ムルグは、肩を押さえながらも、しっかりとした足どりで歩いて行き、力強く槍を引き抜くと、大声で叫びました。

「出て来い! 青二才!」

 サーザントは、きょろきょろとあたりを見回しました。そういえば、先程からトルネーダの姿が見えないようです。

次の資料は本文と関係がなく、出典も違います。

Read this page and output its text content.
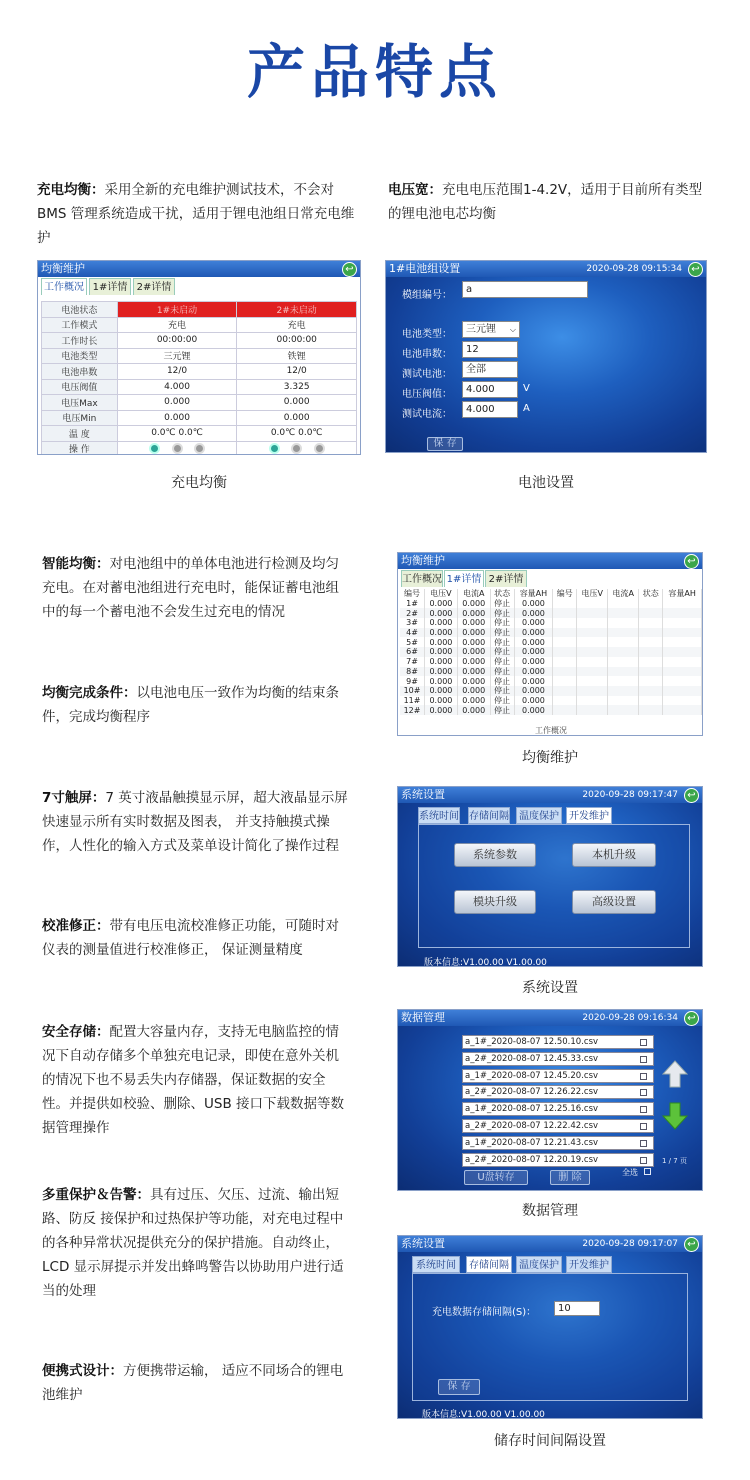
产品特点
充电均衡：采用全新的充电维护测试技术，不会对BMS 管理系统造成干扰，适用于锂电池组日常充电维护
电压宽：充电电压范围1-4.2V，适用于目前所有类型的锂电池电芯均衡
均衡维护	↩
工作概况 1#详情 2#详情
电池状态	1#未启动	2#未启动
工作模式	充电	充电
工作时长	00:00:00	00:00:00
电池类型	三元锂	铁锂
电池串数	12/0	12/0
电压阀值	4.000	3.325
电压Max	0.000	0.000
电压Min	0.000	0.000
温 度	0.0℃ 0.0℃	0.0℃ 0.0℃
操 作		
充电均衡
1#电池组设置	2020-09-28 09:15:34 ↩
模组编号：
a
电池类型：	三元锂 ⌵
电池串数：	12
测试电池：	全部
电压阀值：	4.000	V
测试电流：	4.000	A
保 存
电池设置
智能均衡：对电池组中的单体电池进行检测及均匀充电。在对蓄电池组进行充电时，能保证蓄电池组中的每一个蓄电池不会发生过充电的情况
均衡完成条件：以电池电压一致作为均衡的结束条件，完成均衡程序
均衡维护	↩
工作概况 1#详情 2#详情
编号	电压V	电流A	状态	容量AH	编号	电压V	电流A	状态	容量AH
1#	0.000	0.000	停止	0.000					
2#	0.000	0.000	停止	0.000					
3#	0.000	0.000	停止	0.000					
4#	0.000	0.000	停止	0.000					
5#	0.000	0.000	停止	0.000					
6#	0.000	0.000	停止	0.000					
7#	0.000	0.000	停止	0.000					
8#	0.000	0.000	停止	0.000					
9#	0.000	0.000	停止	0.000					
10#	0.000	0.000	停止	0.000					
11#	0.000	0.000	停止	0.000					
12#	0.000	0.000	停止	0.000					
工作概况
均衡维护
7寸触屏：7 英寸液晶触摸显示屏，超大液晶显示屏快速显示所有实时数据及图表， 并支持触摸式操作，人性化的输入方式及菜单设计简化了操作过程
校准修正：带有电压电流校准修正功能，可随时对仪表的测量值进行校准修正， 保证测量精度
系统设置	2020-09-28 09:17:47 ↩
系统时间 存储间隔	温度保护	开发维护
系统参数	本机升级
模块升级	高级设置
版本信息:V1.00.00 V1.00.00
系统设置
安全存储：配置大容量内存，支持无电脑监控的情况下自动存储多个单独充电记录，即使在意外关机的情况下也不易丢失内存储器，保证数据的安全性。并提供如校验、删除、USB 接口下载数据等数据管理操作
数据管理	2020-09-28 09:16:34 ↩
a_1#_2020-08-07 12.50.10.csv
a_2#_2020-08-07 12.45.33.csv
a_1#_2020-08-07 12.45.20.csv
a_2#_2020-08-07 12.26.22.csv
a_1#_2020-08-07 12.25.16.csv
a_2#_2020-08-07 12.22.42.csv
a_1#_2020-08-07 12.21.43.csv
a_2#_2020-08-07 12.20.19.csv	1 / 7 页
全选
U盘转存	删 除
数据管理
多重保护＆告警：具有过压、欠压、过流、输出短路、防反 接保护和过热保护等功能，对充电过程中的各种异常状况提供充分的保护措施。自动终止，LCD 显示屏提示并发出蜂鸣警告以协助用户进行适当的处理
便携式设计：方便携带运输， 适应不同场合的锂电池维护
系统设置	2020-09-28 09:17:07 ↩
系统时间	存储间隔	温度保护	开发维护
充电数据存储间隔(S)：	10
保 存
版本信息:V1.00.00 V1.00.00
储存时间间隔设置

「どこに隠れている? 小心者が。手負いの年寄りが怖いのか?」

 嘲るようにムルグが笑った時…

しゅっ…

 と、青い影がムルグに襲いかかろうとしたのをサーザントは見のがしませんでした。

…が、

 刃を振り降ろし、ムルグを斬ろうとしたトルネーダは、次の瞬間には100メートルも先にはじき飛ばされていました。しかし、同時にまた、ムルグも地面に崩れ落ちました。僅かに背中を斬られたようです。

サーザントはムルグに駆け寄りました。

「おい! 大丈夫か?」

 するとい、ムルグは身を起こし荒い息で言いました。

「わしの事より、自分の心配をしろ…!」

 そして、杖の先をサーザントの後ろに向け、叫びました。

「後ろだ!」

 ムルグに言われて、サーザントは振り返りました。すると、なんと言う事か…!

 既に立ち上がったトルネーダが、まさに今、剣を構えてこちらに疾走して来る所ではありませんか…!サーザントは、思わず後ろに跳びずさりました。そして、無意識に…そう無意識に、ちょうどそこに落ちていた剣を拾い鞘から抜いたのです。

 しかし、その時には既に目の前にトルネーダが迫って来ていたのでした。